Notizie importanti sul tema del controllo dei mari non vengono rese note, eppure danno il quadro di come il cambiamento di forze sia ormai mutato

di Maksim Karpenko

La Russia creerà un punto di supporto logistico per la sua marina in Sudan. Questa decisione è già stata approvata dal governo e ora sarà approvata dal presidente Vladimir Putin. Secondo l’accordo tra Russia e Sudan, la base sarà fornita gratuitamente per 25 anni, con una proroga automatica per periodi di dieci anni.

La Russia potrà posizionare nella base non più di 300 delle sue navi militari e quattro della marina, comprese navi con motore nucleare. Inoltre, la Federazione Russa sarà in grado di trasportare “qualsiasi arma, munizione, equipaggiamento” necessario per il funzionamento della base e “per svolgere compiti tramite navi da guerra” attraverso i porti marittimi e gli aeroporti del Sudan. La Russia, a sua volta, dovrà fornire assistenza al Sudan nelle operazioni di ricerca e soccorso, difesa aerea e supporto antisabotaggio, se richiesto dalle autorità del Paese.

La creazione di un centro logistico navale nella regione è un passo importante che consentirà alla Russia di garantire la presenza di navi nell’Oceano Indiano, ha affermato Vasily Dandykin, capitano di primo grado e membro dell’organizzazione degli Ufficiali della Russia.

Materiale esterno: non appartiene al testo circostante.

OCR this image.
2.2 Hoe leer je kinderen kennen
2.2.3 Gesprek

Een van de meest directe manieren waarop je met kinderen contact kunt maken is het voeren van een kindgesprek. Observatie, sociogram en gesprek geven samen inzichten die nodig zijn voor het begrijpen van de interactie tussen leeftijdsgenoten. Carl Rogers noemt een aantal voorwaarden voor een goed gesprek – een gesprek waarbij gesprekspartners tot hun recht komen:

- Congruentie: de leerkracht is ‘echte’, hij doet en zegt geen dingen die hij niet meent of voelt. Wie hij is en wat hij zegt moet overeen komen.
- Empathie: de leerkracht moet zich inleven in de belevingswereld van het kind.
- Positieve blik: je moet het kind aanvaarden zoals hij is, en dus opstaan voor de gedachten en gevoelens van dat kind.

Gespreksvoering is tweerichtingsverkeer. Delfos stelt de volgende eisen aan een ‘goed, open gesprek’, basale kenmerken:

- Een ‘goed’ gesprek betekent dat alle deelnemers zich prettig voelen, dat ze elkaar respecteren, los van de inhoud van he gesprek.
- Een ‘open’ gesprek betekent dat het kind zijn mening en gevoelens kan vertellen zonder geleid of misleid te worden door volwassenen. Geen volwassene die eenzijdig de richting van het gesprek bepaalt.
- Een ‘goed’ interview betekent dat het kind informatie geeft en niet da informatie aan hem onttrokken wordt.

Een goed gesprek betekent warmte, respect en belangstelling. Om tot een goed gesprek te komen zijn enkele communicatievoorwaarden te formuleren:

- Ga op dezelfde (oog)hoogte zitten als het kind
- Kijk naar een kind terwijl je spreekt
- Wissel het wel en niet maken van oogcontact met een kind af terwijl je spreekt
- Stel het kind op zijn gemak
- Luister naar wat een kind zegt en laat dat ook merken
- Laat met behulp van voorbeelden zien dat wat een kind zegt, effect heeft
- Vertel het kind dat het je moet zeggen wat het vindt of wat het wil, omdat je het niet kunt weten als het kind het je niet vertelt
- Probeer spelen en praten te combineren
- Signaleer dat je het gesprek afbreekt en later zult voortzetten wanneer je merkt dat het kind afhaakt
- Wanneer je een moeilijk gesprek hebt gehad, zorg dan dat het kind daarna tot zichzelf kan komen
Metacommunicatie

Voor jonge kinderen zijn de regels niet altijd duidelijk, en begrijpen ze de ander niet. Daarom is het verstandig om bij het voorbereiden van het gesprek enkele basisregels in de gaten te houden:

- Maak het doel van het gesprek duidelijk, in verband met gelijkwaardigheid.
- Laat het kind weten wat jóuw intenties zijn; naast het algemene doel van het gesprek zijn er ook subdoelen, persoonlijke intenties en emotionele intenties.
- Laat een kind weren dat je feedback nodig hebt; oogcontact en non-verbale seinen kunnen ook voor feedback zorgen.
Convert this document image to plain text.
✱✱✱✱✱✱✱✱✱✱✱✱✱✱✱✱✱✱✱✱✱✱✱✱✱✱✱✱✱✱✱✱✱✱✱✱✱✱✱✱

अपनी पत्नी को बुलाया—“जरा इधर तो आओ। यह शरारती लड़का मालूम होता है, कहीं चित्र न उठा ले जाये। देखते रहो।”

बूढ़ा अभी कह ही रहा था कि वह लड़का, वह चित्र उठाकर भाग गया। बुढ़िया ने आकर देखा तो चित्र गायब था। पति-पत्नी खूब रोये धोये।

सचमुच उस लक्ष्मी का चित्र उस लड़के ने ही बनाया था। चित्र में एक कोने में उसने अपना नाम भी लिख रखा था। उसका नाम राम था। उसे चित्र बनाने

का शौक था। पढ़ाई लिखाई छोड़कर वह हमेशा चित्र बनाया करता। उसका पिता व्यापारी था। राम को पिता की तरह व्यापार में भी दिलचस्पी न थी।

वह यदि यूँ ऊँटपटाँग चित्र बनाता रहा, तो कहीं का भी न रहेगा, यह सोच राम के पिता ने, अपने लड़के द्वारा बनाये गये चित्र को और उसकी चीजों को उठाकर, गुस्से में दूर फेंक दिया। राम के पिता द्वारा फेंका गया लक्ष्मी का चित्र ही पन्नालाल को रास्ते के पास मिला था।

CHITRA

“Naturalmente, questo è molto importante. Parlavamo anche della Repubblica Centrafricana, ma credo che il Sudan sembri più prestigioso e migliore sotto questo aspetto. Il fatto che ciò sia accaduto è un risultato abbastanza grande sia per i diplomatici che per il governo, molto probabilmente, e il comandante in capo supremo è incluso. Certo, è molto importante per la marina, perché dopo l’epoca dell’Unione Sovietica, quando avevamo basi in Yemen, Somalia e così via, e potevamo risolvere rapidamente i problemi, quando avevamo uno squadrone nell’Oceano Indiano – ora non è il caso, tuttavia, delle navi della flotta del Pacifico e di altre flotte – entrambe le flotte del Mar Nero e del Nord, rientrano in gioco. Per quanto ne sappiamo, parleremo del fatto che quattro navi con motori nucleari possono essere posizionate lì – questo è un punto di riferimento. Inoltre, ci saranno terminali per il rifornimento, per il cibo, per l’acqua e tutto il resto. Ora non è necessario trascinare petroliere e altre flotte ausiliarie, e questa è una risorsa e un punto molto importante.